On Sept. 27 Colombian inspector general Alejandro Ordóñez Maldonado announced that he was removing Senator Piedad Córdoba from her position and barring her from public office for 18 years because of what he said were her links to the rebel Revolutionary Armed Forces of Colombia (FARC). Córdoba, a member of the centrist Liberal Party, has mediated in negotiations which led to the release of 14 prisoners held by the FARC. She is also a member of Colombians for Peace, formed in 2008 by politicians, intellectuals, artists, journalists and former FARC prisoners to seek solutions to the armed conflicts in the country.
The move against Córdoba came four days after a leading FARC commander, Jorge Briceño Suárez (“Mono Jojoy”), was killed along with 20 other rebels in a bombing operation by the Colombian military.
Inspector General Ordóñez, who has the authority to remove elected officials, claimed that Córdoba had gone beyond her role as a negotiator by advising FARC commanders on how to handle hostage releases. The Colombian authorities said the charges against Córdoba are based on information found in computers used by FARC spokesperson and negotiator Raúl Reyes. The computers were seized in March 2008, when the Colombian military bombed and raided a FARC camp in Ecuador, killing Reyes and about 20 other people, and the Colombian government has been using information allegedly from the computers to attack its opponents on the left.
In response to her dismissal, Córdoba wrote that Ordóñez has been “seriously questioned for his activities against the rights of women and the LGBT population [and for] the illegal operations of the DAS”—the Administrative Department of Security, the political police—and is being “investigated by the Supreme Court of Justice.” She called her removal “one more instance of the political persecution that has been carried out against me in the last 12 years,” including a kidnapping by rightwing paramilitaries. For a time she and her family had to live in exile to assure their safety.
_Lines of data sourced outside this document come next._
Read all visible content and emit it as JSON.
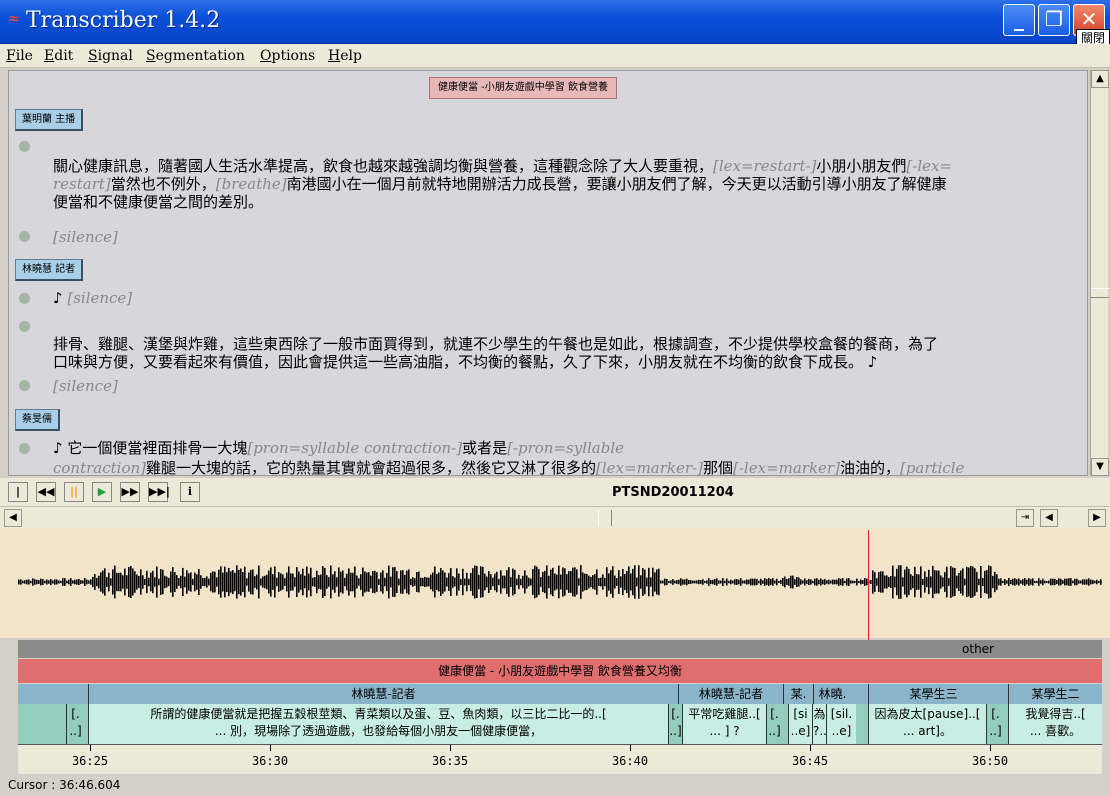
{
  "window": {
    "title": "Transcriber 1.4.2",
    "close_label": "關閉"
  },
  "menu": [
    "File",
    "Edit",
    "Signal",
    "Segmentation",
    "Options",
    "Help"
  ],
  "transcript": {
    "section_title": "健康便當 -小朋友遊戲中學習 飲食營養",
    "speakers": [
      "葉明蘭 主播",
      "林曉慧 記者",
      "蔡旻儒"
    ],
    "lines": [
      [
        "關心健康訊息，隨著國人生活水準提高，飲食也越來越強調均衡與營養，這種觀念除了大人要重視，",
        "[lex=restart-]",
        "小朋小朋友們",
        "[-lex="
      ],
      [
        "restart]",
        "當然也不例外，",
        "[breathe]",
        "南港國小在一個月前就特地開辦活力成長營，要讓小朋友們了解，今天更以活動引導小朋友了解健康"
      ],
      [
        "便當和不健康便當之間的差別。"
      ],
      [
        "[silence]"
      ],
      [
        "♪ ",
        "[silence]"
      ],
      [
        "排骨、雞腿、漢堡與炸雞，這些東西除了一般市面買得到，就連不少學生的午餐也是如此，根據調查，不少提供學校盒餐的餐商，為了"
      ],
      [
        "口味與方便，又要看起來有價值，因此會提供這一些高油脂，不均衡的餐點，久了下來，小朋友就在不均衡的飲食下成長。 ♪"
      ],
      [
        "[silence]"
      ],
      [
        "♪ 它一個便當裡面排骨一大塊",
        "[pron=syllable contraction-]",
        "或者是",
        "[-pron=syllable"
      ],
      [
        "contraction]",
        "雞腿一大塊的話，它的熱量其實就會超過很多，然後它又淋了很多的",
        "[lex=marker-]",
        "那個",
        "[-lex=marker]",
        "油油的，",
        "[particle"
      ]
    ]
  },
  "toolbar": {
    "signal_name": "PTSND20011204",
    "info_icon": "i"
  },
  "tracks": {
    "other": "other",
    "topic": "健康便當 - 小朋友遊戲中學習 飲食營養又均衡",
    "turns": [
      "林曉慧-記者",
      "林曉慧-記者",
      "某.",
      "林曉.",
      "某學生三",
      "某學生二"
    ],
    "segments": [
      [
        "[.",
        "..]"
      ],
      [
        "所謂的健康便當就是把握五穀根莖類、青菜類以及蛋、豆、魚肉類，以三比二比一的..[",
        "... 別，現場除了透過遊戲，也發給每個小朋友一個健康便當，"
      ],
      [
        "[.",
        "..]"
      ],
      [
        "平常吃雞腿..[",
        "... ] ?"
      ],
      [
        "[.",
        "..]"
      ],
      [
        "[si",
        "..e]"
      ],
      [
        "為",
        "?.."
      ],
      [
        "[sil.",
        "..e]"
      ],
      [
        "因為皮太[pause]..[",
        "... art]。"
      ],
      [
        "[.",
        "..]"
      ],
      [
        "我覺得吉..[",
        "... 喜歡。"
      ]
    ]
  },
  "ruler": [
    "36:25",
    "36:30",
    "36:35",
    "36:40",
    "36:45",
    "36:50"
  ],
  "status": "Cursor : 36:46.604"
}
She said she was filing an appeal, but it has to be with the same office that removed her; there is no higher authority in these cases. (La Jornada, Mexico, Sept. 28, from Reuters, DPA, AFP; Caracol Radio, Colombia, Sept. 28)
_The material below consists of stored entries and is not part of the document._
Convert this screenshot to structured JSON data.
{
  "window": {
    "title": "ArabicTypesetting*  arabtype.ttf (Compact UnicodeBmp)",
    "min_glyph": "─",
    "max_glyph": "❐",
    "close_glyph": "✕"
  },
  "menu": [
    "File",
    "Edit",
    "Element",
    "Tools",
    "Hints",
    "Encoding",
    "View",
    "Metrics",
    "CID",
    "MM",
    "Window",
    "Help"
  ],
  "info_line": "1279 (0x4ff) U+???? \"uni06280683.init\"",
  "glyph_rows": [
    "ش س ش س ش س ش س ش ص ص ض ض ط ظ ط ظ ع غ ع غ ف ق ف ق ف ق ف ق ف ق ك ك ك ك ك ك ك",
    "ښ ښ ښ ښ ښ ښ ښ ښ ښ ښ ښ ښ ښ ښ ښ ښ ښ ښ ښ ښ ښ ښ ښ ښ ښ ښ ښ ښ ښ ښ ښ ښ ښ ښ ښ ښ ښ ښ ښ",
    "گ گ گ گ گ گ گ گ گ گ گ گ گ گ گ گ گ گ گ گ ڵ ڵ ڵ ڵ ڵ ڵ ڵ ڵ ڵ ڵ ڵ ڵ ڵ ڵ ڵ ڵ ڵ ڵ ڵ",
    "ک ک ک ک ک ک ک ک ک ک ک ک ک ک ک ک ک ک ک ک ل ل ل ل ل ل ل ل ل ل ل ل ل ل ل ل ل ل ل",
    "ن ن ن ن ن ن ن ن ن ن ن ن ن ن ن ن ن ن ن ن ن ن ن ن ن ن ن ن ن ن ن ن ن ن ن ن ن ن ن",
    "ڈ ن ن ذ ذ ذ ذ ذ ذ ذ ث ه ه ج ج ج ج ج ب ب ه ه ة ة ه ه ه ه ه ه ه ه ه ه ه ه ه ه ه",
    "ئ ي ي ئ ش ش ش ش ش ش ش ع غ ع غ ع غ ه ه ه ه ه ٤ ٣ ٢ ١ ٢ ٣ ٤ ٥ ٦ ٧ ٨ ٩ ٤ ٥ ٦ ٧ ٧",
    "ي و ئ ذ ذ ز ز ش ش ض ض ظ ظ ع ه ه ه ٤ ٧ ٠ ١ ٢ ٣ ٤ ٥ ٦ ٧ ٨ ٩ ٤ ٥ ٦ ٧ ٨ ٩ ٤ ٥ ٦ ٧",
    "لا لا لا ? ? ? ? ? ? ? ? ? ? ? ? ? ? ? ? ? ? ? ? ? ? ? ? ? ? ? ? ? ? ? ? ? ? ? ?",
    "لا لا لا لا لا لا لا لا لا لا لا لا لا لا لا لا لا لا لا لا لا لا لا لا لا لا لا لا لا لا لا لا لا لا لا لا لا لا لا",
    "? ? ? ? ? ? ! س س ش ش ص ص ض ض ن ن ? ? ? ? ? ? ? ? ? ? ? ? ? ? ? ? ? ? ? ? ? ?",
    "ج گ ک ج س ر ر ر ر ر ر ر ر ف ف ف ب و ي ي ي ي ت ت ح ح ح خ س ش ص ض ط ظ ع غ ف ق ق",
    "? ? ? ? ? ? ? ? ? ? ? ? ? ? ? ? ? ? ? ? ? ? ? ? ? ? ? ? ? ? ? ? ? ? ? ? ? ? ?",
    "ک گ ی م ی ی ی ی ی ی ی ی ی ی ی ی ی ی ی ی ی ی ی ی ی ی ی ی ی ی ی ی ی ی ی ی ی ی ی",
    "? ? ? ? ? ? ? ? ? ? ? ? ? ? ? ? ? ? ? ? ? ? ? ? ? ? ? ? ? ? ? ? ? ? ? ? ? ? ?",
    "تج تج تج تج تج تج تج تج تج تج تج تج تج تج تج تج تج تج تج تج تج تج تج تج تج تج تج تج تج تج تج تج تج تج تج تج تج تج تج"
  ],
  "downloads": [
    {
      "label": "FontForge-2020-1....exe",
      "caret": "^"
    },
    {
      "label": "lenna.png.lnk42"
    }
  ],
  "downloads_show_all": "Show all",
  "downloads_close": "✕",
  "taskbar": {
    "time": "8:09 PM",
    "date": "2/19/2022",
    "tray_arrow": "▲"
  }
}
In an opinion piece published on Oct. 1, former Cuba president Fidel Castro Ruz praised Córdoba, mentioning that she and several others had met with him in Cuba a few weeks earlier. He noted their “profound desire to seek peace for their country.” “However, I’m not surprised by the decision taken by the inspector general, which follows the official policy of a country virtually occupied by Yankee troops.” (LJ, Oct. 1)
From Weekly News Update on the Americas, Oct. 3.